Donald Trump n’a pas caché son ambition de figurer parmi les lauréats du prix Nobel de la paix. L’ancien président américain a régulièrement souligné son rôle dans la résolution de conflits et a laissé entendre qu’il méritait cette prestigieuse reconnaissance. Plusieurs nominations ont d’ailleurs été déposées en son nom, notamment par le Premier ministre israélien Benjamin Netanyahu et le président azerbaïdjanais Ilham Aliyev.
Selon Erik Åsard, professeur émérite d’études nord-américaines, cette quête du prix Nobel s’explique par un désir de reconnaissance personnelle.
« Il aimerait avoir autant de récompenses et de succès que possible. Le prix Nobel, et surtout le prix de la paix, a un éclat particulier, notamment aux États-Unis. »
Erik Åsard, professeur émérite d’études nord-américaines
Åsard souligne également l’importance de l’ego de Trump dans cette démarche :
« Il pense qu’il mérite toutes les récompenses largement disponibles. Il a une très haute idée de lui-même et considère qu’il va de soi qu’il mérite ce prix. »
Erik Åsard, professeur émérite d’études nord-américaines
Cependant, les perspectives de Trump semblent bien faibles aux yeux des spécialistes. Isak Svensson, professeur au Département de recherche sur la paix et les conflits de l’Université d’Uppsala, explique que les délais de nomination rendent une récompense cette année improbable.
« Il est extrêmement improbable qu’il reçoive le Prix de la Paix cette année. La période de nomination a expiré fin janvier. Il s’agirait alors de le récompenser pour ses efforts durant sa première administration ou, éventuellement, pour ses actions en janvier. Or, les efforts de janvier, concernant la médiation à Gaza, n’ont pas abouti. »
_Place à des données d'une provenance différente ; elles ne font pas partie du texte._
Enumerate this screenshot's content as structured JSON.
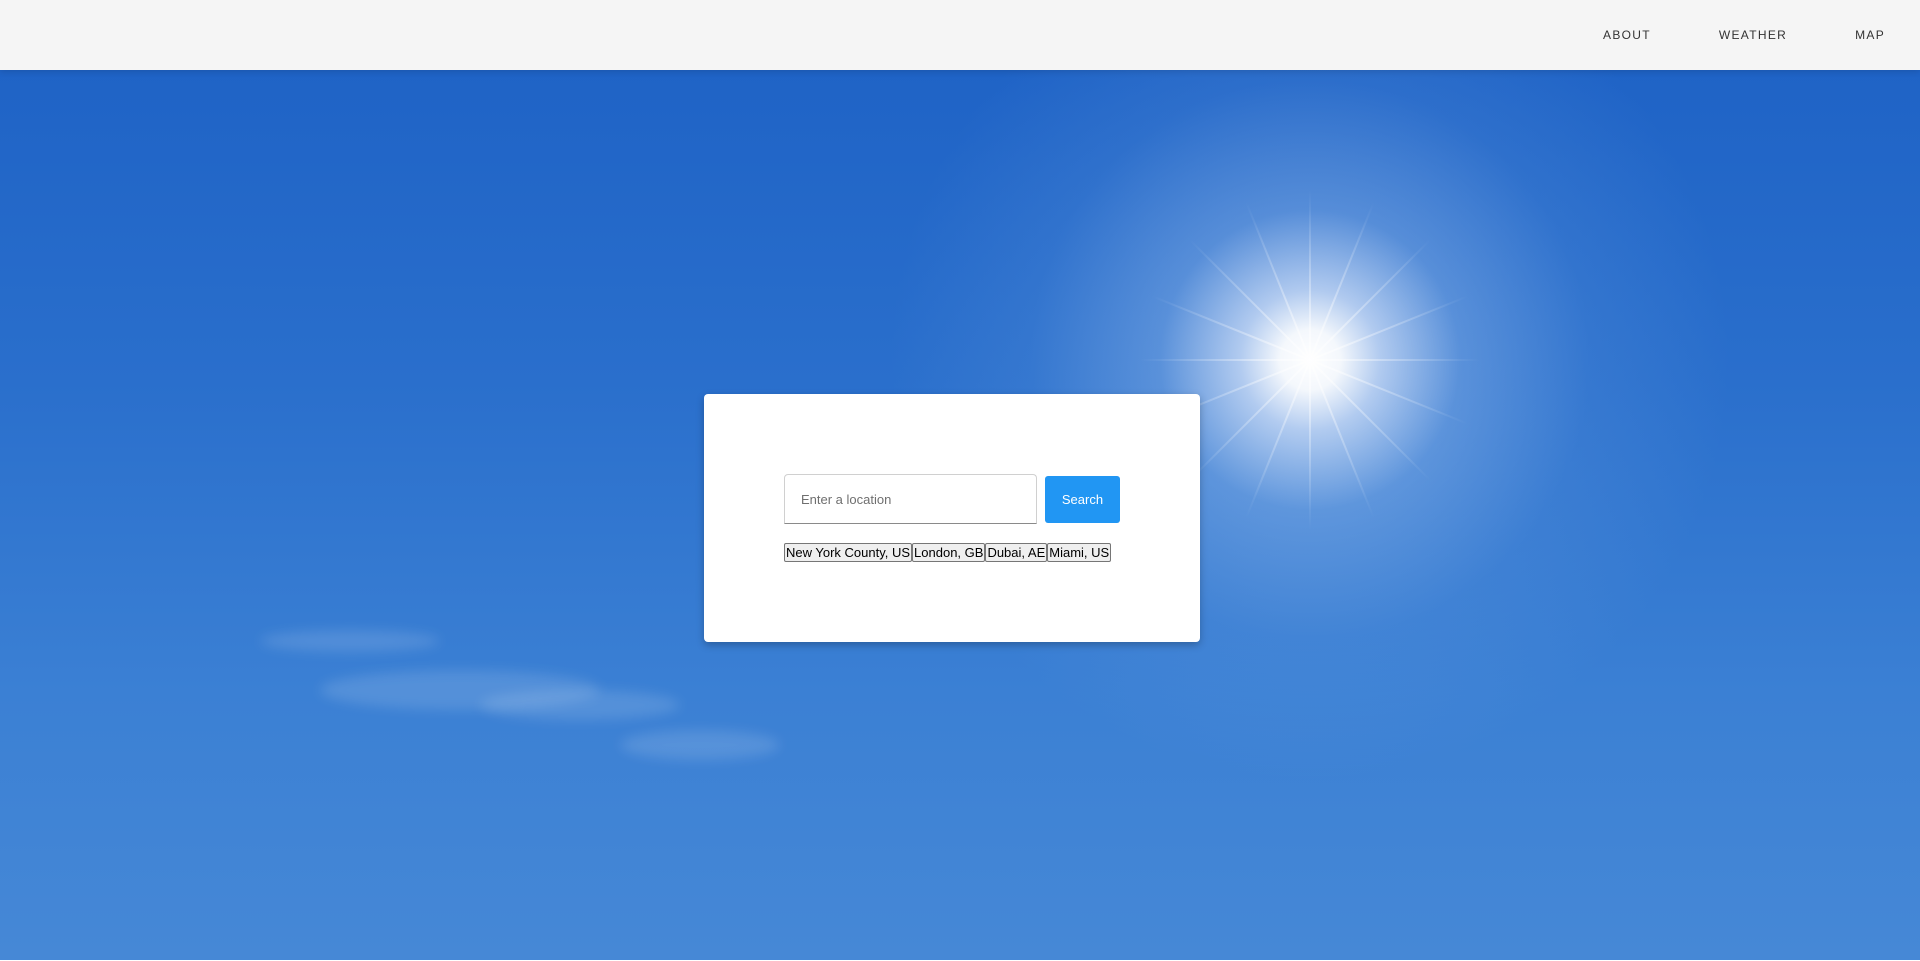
{
  "nav": {
    "items": [
      {
        "label": "ABOUT"
      },
      {
        "label": "WEATHER"
      },
      {
        "label": "MAP"
      }
    ]
  },
  "search": {
    "placeholder": "Enter a location",
    "value": "",
    "button_label": "Search"
  },
  "quick_locations": [
    {
      "label": "New York County, US"
    },
    {
      "label": "London, GB"
    },
    {
      "label": "Dubai, AE"
    },
    {
      "label": "Miami, US"
    }
  ],
  "colors": {
    "topbar": "#f5f5f5",
    "accent": "#2196f3",
    "sky": "#2a6fcc"
  }
}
Isak Svensson, professeur au Département de recherche sur la paix et les conflits de l’Université d’Uppsala
Svensson nuance également les affirmations de Trump concernant la résolution de conflits.
« Là, on peut légitimement s’interroger sur le rôle réel de Donald Trump dans les processus de médiation. Il existe des processus dans lesquels il n’est pas clair s’il a joué un rôle quelconque. »
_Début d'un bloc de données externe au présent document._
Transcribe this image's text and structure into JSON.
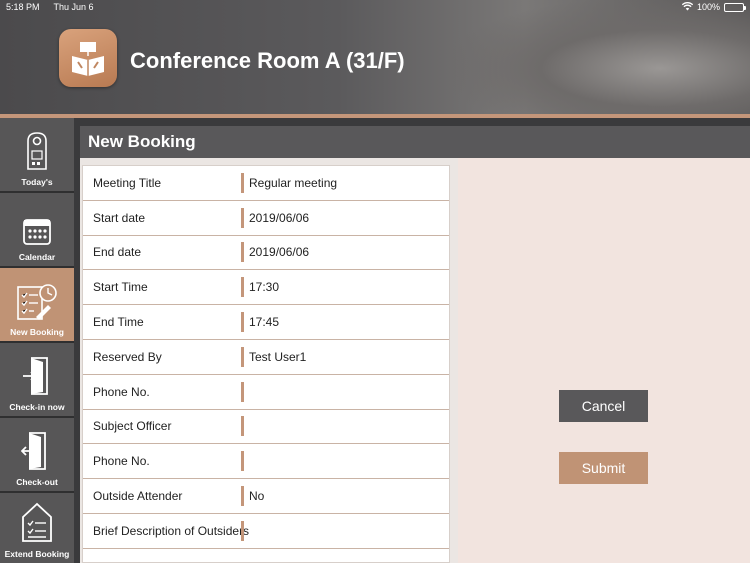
{
  "status_bar": {
    "time": "5:18 PM",
    "date": "Thu Jun 6",
    "battery": "100%"
  },
  "header": {
    "title": "Conference Room A (31/F)"
  },
  "sidebar": {
    "items": [
      {
        "label": "Today's",
        "icon": "door-hanger-icon"
      },
      {
        "label": "Calendar",
        "icon": "calendar-icon"
      },
      {
        "label": "New Booking",
        "icon": "clipboard-clock-icon",
        "active": true
      },
      {
        "label": "Check-in now",
        "icon": "door-enter-icon"
      },
      {
        "label": "Check-out",
        "icon": "door-exit-icon"
      },
      {
        "label": "Extend Booking",
        "icon": "house-checklist-icon"
      }
    ]
  },
  "panel": {
    "title": "New Booking"
  },
  "form": {
    "rows": [
      {
        "label": "Meeting Title",
        "value": "Regular meeting"
      },
      {
        "label": "Start date",
        "value": "2019/06/06"
      },
      {
        "label": "End date",
        "value": "2019/06/06"
      },
      {
        "label": "Start Time",
        "value": "17:30"
      },
      {
        "label": "End Time",
        "value": "17:45"
      },
      {
        "label": "Reserved By",
        "value": "Test User1"
      },
      {
        "label": "Phone No.",
        "value": ""
      },
      {
        "label": "Subject Officer",
        "value": ""
      },
      {
        "label": "Phone No.",
        "value": ""
      },
      {
        "label": "Outside Attender",
        "value": "No"
      },
      {
        "label": "Brief Description of Outsiders",
        "value": ""
      }
    ]
  },
  "actions": {
    "cancel_label": "Cancel",
    "submit_label": "Submit"
  },
  "colors": {
    "accent": "#c09375",
    "dark": "#59585a",
    "panel_bg": "#f2e4df"
  }
}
Isak Svensson, professeur au Département de recherche sur la paix et les conflits de l’Université d’Uppsala
Il prend l’exemple de l’accord de cessez-le-feu entre le Pakistan et l’Inde, où, selon lui, les États-Unis n’ont eu qu’un rôle marginal.
Svensson met également en doute la pérennité et l’efficacité des accords obtenus sous l’égide de Trump, soulignant qu’ils évitent souvent de s’attaquer aux causes profondes des conflits.
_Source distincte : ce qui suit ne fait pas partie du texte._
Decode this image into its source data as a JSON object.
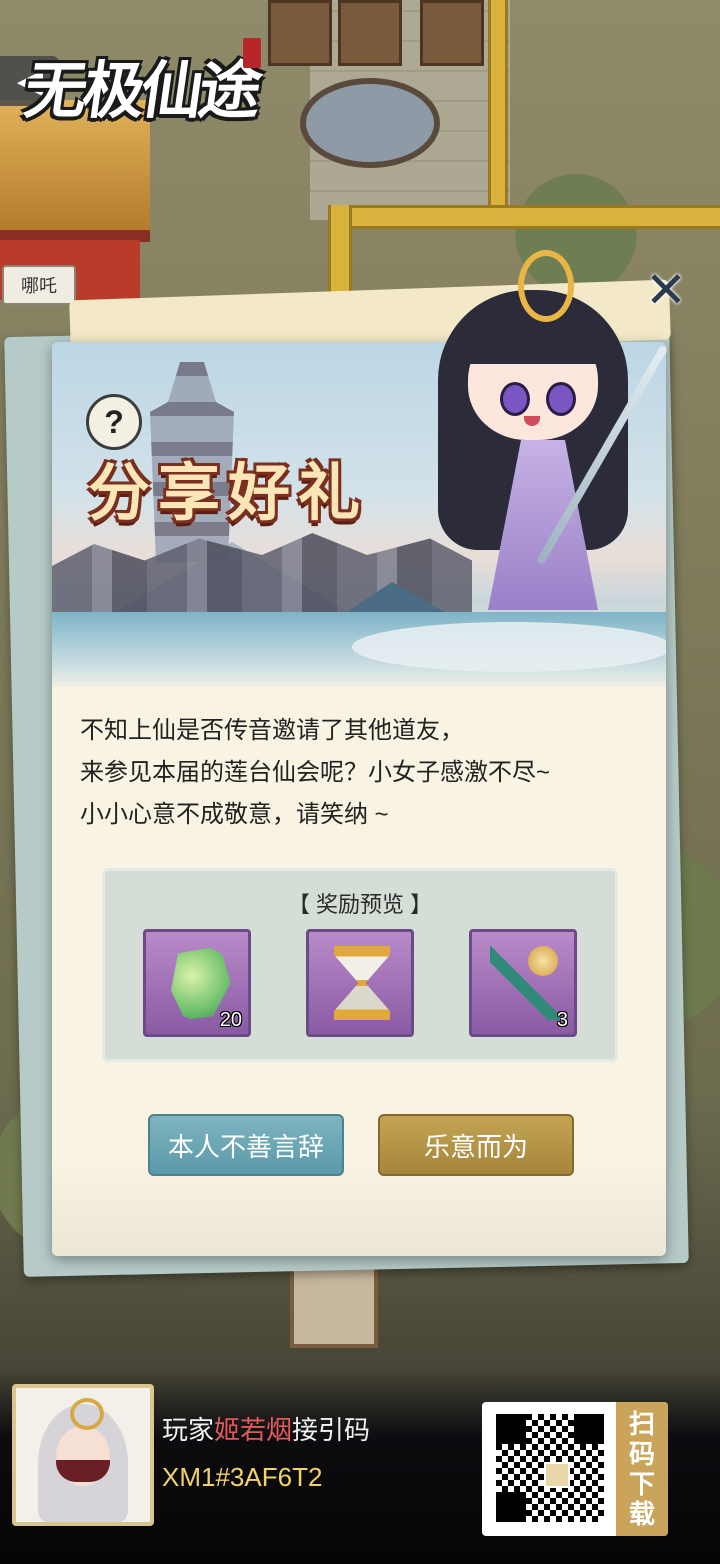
{
  "app": {
    "logo_text": "无极仙途",
    "back_icon": "back-arrow-icon"
  },
  "background": {
    "npc_name": "哪吒"
  },
  "dialog": {
    "title": "分享好礼",
    "help_label": "?",
    "close_label": "✕",
    "description": [
      "不知上仙是否传音邀请了其他道友，",
      "来参见本届的莲台仙会呢？小女子感激不尽~",
      "小小心意不成敬意，请笑纳 ~"
    ],
    "reward_title": "【 奖励预览 】",
    "rewards": [
      {
        "icon": "jade-pendant-icon",
        "count": "20"
      },
      {
        "icon": "golden-hourglass-icon",
        "count": ""
      },
      {
        "icon": "magic-staff-icon",
        "count": "3"
      }
    ],
    "decline_label": "本人不善言辞",
    "accept_label": "乐意而为"
  },
  "footer": {
    "invite_prefix": "玩家",
    "player_name": "姬若烟",
    "invite_suffix": "接引码",
    "invite_code": "XM1#3AF6T2",
    "qr_label": [
      "扫",
      "码",
      "下",
      "载"
    ]
  },
  "colors": {
    "title_fill": "#fbe6b8",
    "decline_button": "#6aa8b6",
    "accept_button": "#b89a48",
    "player_name": "#e25a5a",
    "invite_code": "#f2d36a"
  }
}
Åsard partage ce scepticisme, estimant qu’il est encore trop tôt pour évaluer les initiatives de médiation de l’ancien président américain.
Quant à savoir qui pourrait bien remporter le prix Nobel de la paix, Svensson suggère que le Comité pourrait choisir de récompenser des acteurs moins médiatisés, mais dont le travail est essentiel, comme les tribunaux pénaux internationaux qui luttent contre les crimes de guerre et tentent de résoudre les conflits en cours. Il souligne l’importance de reconnaître ces efforts dans un contexte mondial marqué par une recrudescence des violences.